Restarono così per un poco, ognuno immerso nei propri pensieri; poi Arren domandò, senza distogliere gli occhi dalla gialla Gobardon: — È vero, dunque, che i morti possono essere riportati in vita dalla magia e possono parlare alle anime viventi?

— Mediante gli incantesimi dell’Evocazione. È un nostro potere. Ma questo viene fatto molto di rado, e dubito che farlo sia saggio. In questo, il Maestro Evocatore è pienamente d’accordo con me: lui non usa e non insegna la Tradizione di Paln, che racchiude quegli incantesimi. Il più grande di tutti venne ideato da colui che è chiamato Mago Grigio di Paln, mille anni orsono. Evocava gli spiriti degli eroi e dei maghi, e perfino quello di Erreth-Akbe, per consigliare i signori di Paln nelle guerre e nel governo. Ma per Paln vennero tempi duri; e il Mago Grigio venne scacciato: morì senza nome.
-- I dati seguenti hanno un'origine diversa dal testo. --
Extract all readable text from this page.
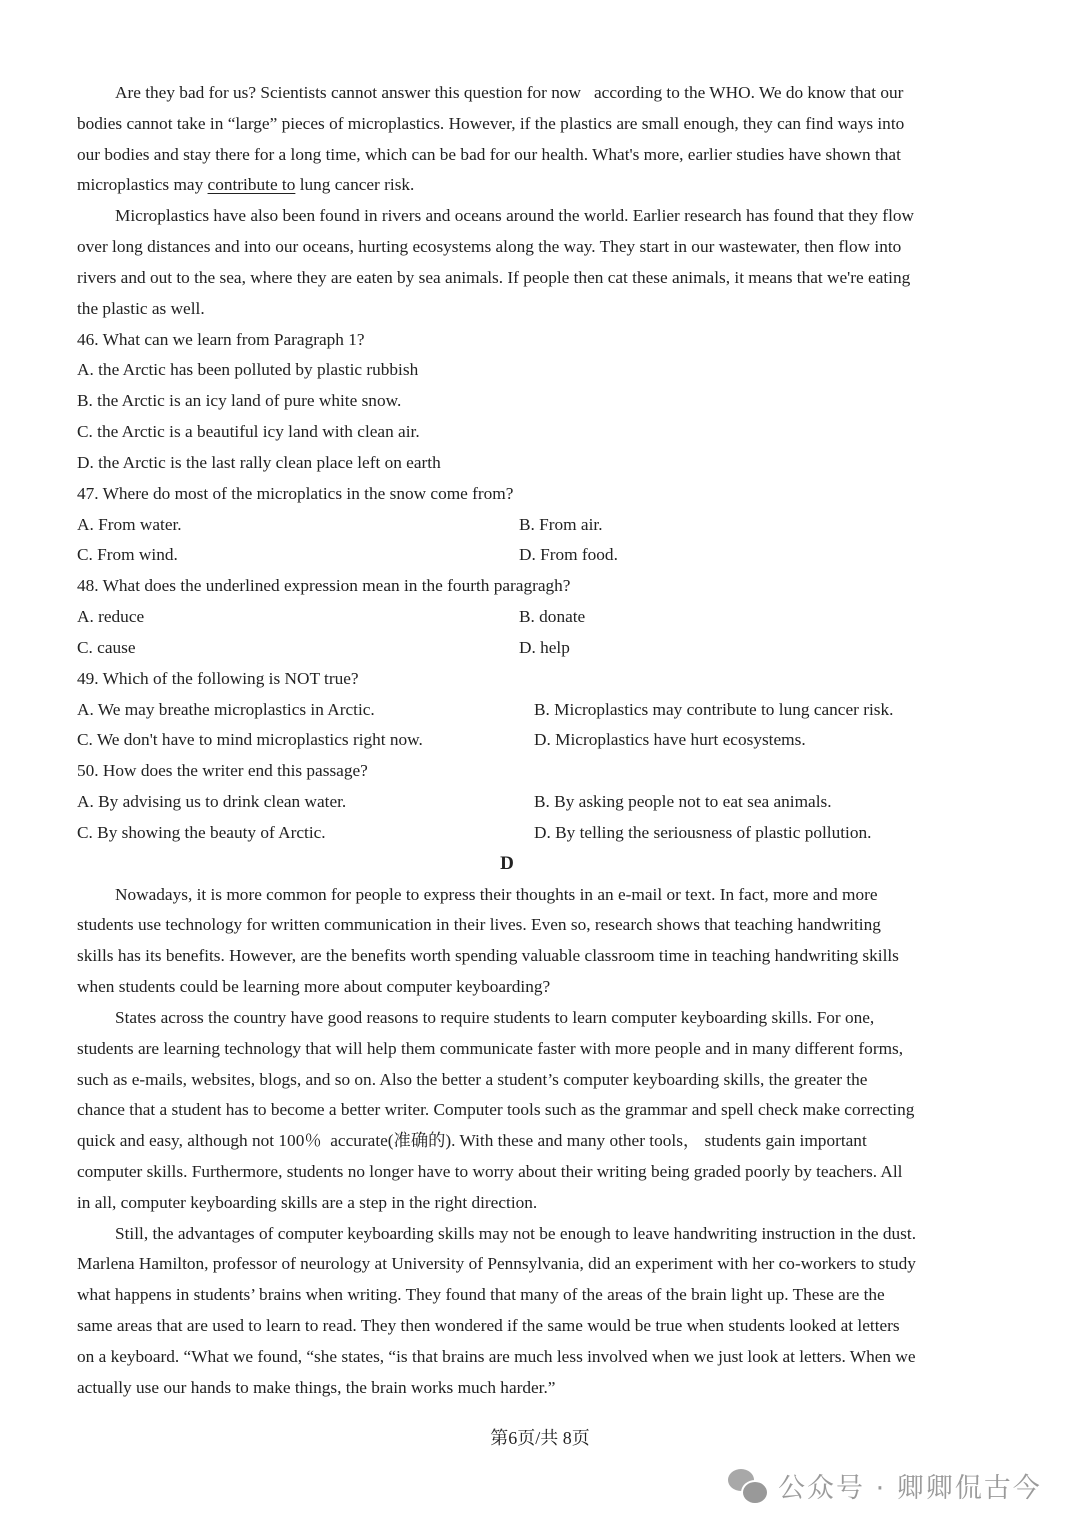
Are they bad for us? Scientists cannot answer this question for now   according to the WHO. We do know that our
bodies cannot take in “large” pieces of microplastics. However, if the plastics are small enough, they can find ways into
our bodies and stay there for a long time, which can be bad for our health. What's more, earlier studies have shown that
microplastics may contribute to lung cancer risk.
Microplastics have also been found in rivers and oceans around the world. Earlier research has found that they flow
over long distances and into our oceans, hurting ecosystems along the way. They start in our wastewater, then flow into
rivers and out to the sea, where they are eaten by sea animals. If people then cat these animals, it means that we're eating
the plastic as well.
46. What can we learn from Paragraph 1?
A. the Arctic has been polluted by plastic rubbish
B. the Arctic is an icy land of pure white snow.
C. the Arctic is a beautiful icy land with clean air.
D. the Arctic is the last rally clean place left on earth
47. Where do most of the microplatics in the snow come from?
A. From water.	B. From air.
C. From wind.	D. From food.
48. What does the underlined expression mean in the fourth paragragh?
A. reduce	B. donate
C. cause	D. help
49. Which of the following is NOT true?
A. We may breathe microplastics in Arctic.	B. Microplastics may contribute to lung cancer risk.
C. We don't have to mind microplastics right now.	D. Microplastics have hurt ecosystems.
50. How does the writer end this passage?
A. By advising us to drink clean water.	B. By asking people not to eat sea animals.
C. By showing the beauty of Arctic.	D. By telling the seriousness of plastic pollution.
D
Nowadays, it is more common for people to express their thoughts in an e-mail or text. In fact, more and more
students use technology for written communication in their lives. Even so, research shows that teaching handwriting
skills has its benefits. However, are the benefits worth spending valuable classroom time in teaching handwriting skills
when students could be learning more about computer keyboarding?
States across the country have good reasons to require students to learn computer keyboarding skills. For one,
students are learning technology that will help them communicate faster with more people and in many different forms,
such as e-mails, websites, blogs, and so on. Also the better a student’s computer keyboarding skills, the greater the
chance that a student has to become a better writer. Computer tools such as the grammar and spell check make correcting
quick and easy, although not 100％  accurate(准确的). With these and many other tools， students gain important
computer skills. Furthermore, students no longer have to worry about their writing being graded poorly by teachers. All
in all, computer keyboarding skills are a step in the right direction.
Still, the advantages of computer keyboarding skills may not be enough to leave handwriting instruction in the dust.
Marlena Hamilton, professor of neurology at University of Pennsylvania, did an experiment with her co-workers to study
what happens in students’ brains when writing. They found that many of the areas of the brain light up. These are the
same areas that are used to learn to read. They then wondered if the same would be true when students looked at letters
on a keyboard. “What we found, “she states, “is that brains are much less involved when we just look at letters. When we
actually use our hands to make things, the brain works much harder.”
第6页/共 8页
公众号 · 卿卿侃古今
— Quindi è una cosa malvagia?

— Direi piuttosto che si tratta di un equivoco. Un equivoco sulla vita. Morte e vita sono la stessa cosa… come i due lati della mia mano, il palmo e il dorso. Eppure il palmo e il dorso non sono la stessa cosa… Non è possibile separarli né confonderli.

— Allora nessuno usa più quegli incantesimi?

— Ho conosciuto soltanto un uomo che li usava spensieratamente, senza tener conto dei rischi. Perché sono rischiosi, più pericolosi di qualunque altra magia. La morte e la vita sono come i due lati della mia mano, ho detto, ma in verità noi non sappiamo cosa sia la vita né cosa sia la morte. Rivendicare il potere su ciò che non comprendi non è saggio, ed è difficile che il risultato sia benefico.

— Chi era l’uomo che li usava? — chiese Arren. Sparviero non si era mai mostrato disposto a rispondere alle domande come adesso, in quell’atmosfera tranquilla e pensierosa: entrambi trovavano consolazione in quel colloquio, anche se l’argomento che trattavano era tenebroso.